Letras líquidas

«Matilda», censura y dimisiones

El entorno que nos rodea se conjura para generar situaciones en las que es necesario discernir para exigir las correspondientes responsabilidades

Descubrir a los 40 que los «Oompa loompa» no son «hombres pequeños», asumir que ya no se puede desenmascarar a las brujas tirándoles del pelo para dejar al descubierto su calvicie oculta tras una peluca o aceptar que en mundos fantásticos no existen seres gigantes, feos o bestiales equivale a desmontar una infancia felizmente construida sobre los cimientos de «Charlie y la fábrica de chocolate», «Matilda» o «Las brujas». Así de absurdo se vuelve el abuso de la corrección política que, en su último capítulo, ha alcanzado a la obra del escritor, piloto de combate y espía Roald Dahl (cuya vida, por cierto, no resistiría escrutinios melindrosos) intentando reescribir su legado. Ya no habrá rastro de gordos, calvos o cajeras de supermercado, reconvertidas en brillantes científicas, en sus historias. Más allá del debate sobre la libertad de creación o los límites entre ficción y activismo, lo cierto es que las embestidas censoras que nos sacuden van perfilando con mayor claridad la sociedad que somos: una cada vez más desarmada y con menos criterio para distinguir lo correcto de lo incorrecto porque si ya no existe esa dicotomía ni en la fantasía, ¿cómo detectarla en la realidad?

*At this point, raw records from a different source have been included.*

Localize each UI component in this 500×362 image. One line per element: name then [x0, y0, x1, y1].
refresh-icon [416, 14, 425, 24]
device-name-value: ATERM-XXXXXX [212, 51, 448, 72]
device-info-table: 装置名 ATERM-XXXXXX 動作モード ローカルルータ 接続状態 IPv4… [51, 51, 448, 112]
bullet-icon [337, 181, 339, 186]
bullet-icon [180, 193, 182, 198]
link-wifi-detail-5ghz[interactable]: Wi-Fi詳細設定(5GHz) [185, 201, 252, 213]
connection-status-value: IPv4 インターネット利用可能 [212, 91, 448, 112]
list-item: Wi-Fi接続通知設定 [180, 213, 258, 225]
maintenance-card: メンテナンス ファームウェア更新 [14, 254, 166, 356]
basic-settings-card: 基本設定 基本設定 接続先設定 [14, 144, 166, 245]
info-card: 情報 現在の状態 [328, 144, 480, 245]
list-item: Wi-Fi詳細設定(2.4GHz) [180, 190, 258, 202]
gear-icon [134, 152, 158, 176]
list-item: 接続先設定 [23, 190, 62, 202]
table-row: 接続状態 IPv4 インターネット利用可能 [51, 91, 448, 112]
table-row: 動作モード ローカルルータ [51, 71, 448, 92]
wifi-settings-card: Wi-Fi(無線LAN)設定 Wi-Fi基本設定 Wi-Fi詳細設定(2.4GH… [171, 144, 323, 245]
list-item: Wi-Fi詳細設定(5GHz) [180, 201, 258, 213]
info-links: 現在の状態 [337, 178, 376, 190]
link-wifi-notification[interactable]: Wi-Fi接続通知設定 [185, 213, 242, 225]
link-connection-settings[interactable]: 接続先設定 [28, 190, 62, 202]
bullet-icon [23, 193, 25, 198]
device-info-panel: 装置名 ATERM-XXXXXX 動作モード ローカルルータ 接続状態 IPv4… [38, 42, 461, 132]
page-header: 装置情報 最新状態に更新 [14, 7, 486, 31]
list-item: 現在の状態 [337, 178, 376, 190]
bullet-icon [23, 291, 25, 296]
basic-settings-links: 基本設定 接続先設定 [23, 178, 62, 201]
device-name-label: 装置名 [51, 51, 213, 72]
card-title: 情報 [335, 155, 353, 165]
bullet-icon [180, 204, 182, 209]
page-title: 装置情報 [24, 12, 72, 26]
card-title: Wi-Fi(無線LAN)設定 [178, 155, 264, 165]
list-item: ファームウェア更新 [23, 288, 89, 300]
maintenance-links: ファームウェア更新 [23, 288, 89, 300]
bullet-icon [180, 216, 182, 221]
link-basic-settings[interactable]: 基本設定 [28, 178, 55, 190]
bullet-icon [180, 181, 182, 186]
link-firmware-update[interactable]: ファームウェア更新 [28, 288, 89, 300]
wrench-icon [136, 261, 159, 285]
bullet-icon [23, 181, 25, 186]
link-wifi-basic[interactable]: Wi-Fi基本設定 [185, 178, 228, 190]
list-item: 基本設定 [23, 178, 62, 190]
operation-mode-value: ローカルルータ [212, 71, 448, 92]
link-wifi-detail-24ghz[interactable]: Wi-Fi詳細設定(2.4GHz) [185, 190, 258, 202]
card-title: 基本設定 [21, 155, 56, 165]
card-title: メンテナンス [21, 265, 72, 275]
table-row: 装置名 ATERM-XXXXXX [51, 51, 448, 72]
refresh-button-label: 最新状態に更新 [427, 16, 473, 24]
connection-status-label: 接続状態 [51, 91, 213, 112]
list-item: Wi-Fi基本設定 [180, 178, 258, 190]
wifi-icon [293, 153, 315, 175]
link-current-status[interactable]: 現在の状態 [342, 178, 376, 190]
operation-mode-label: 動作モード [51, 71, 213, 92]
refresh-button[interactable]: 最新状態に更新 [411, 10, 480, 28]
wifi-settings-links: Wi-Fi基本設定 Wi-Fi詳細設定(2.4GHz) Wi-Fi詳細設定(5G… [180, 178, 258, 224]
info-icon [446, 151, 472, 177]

Pero el entorno que nos rodea se conjura para generar situaciones en las que es necesario discernir para exigir las correspondientes responsabilidades. Y justo pensaba en eso cuando se anunciaron las dimisiones de dos cargos políticos por los errores en los trenes de Asturias y Cantabria y me resultó inevitable constatar la anómala relación española con el verbo dimitir que muchos ni se plantean conjugar, aunque sus leyes se atasquen y no entren por ningún túnel, como si nada pasara, porque siguen enrocados en tapar lo evidente, empeñados en que no veamos lo bestial ni lo feo para que nadie tenga que responder por ello. Y así, a golpe de censuras, forzados a habitar espacios artificialmente homogéneos, quedaremos tan infantilizados como si viviéramos en un cuento naíf y edulcorado. Nada que ver con los que escribió Dahl.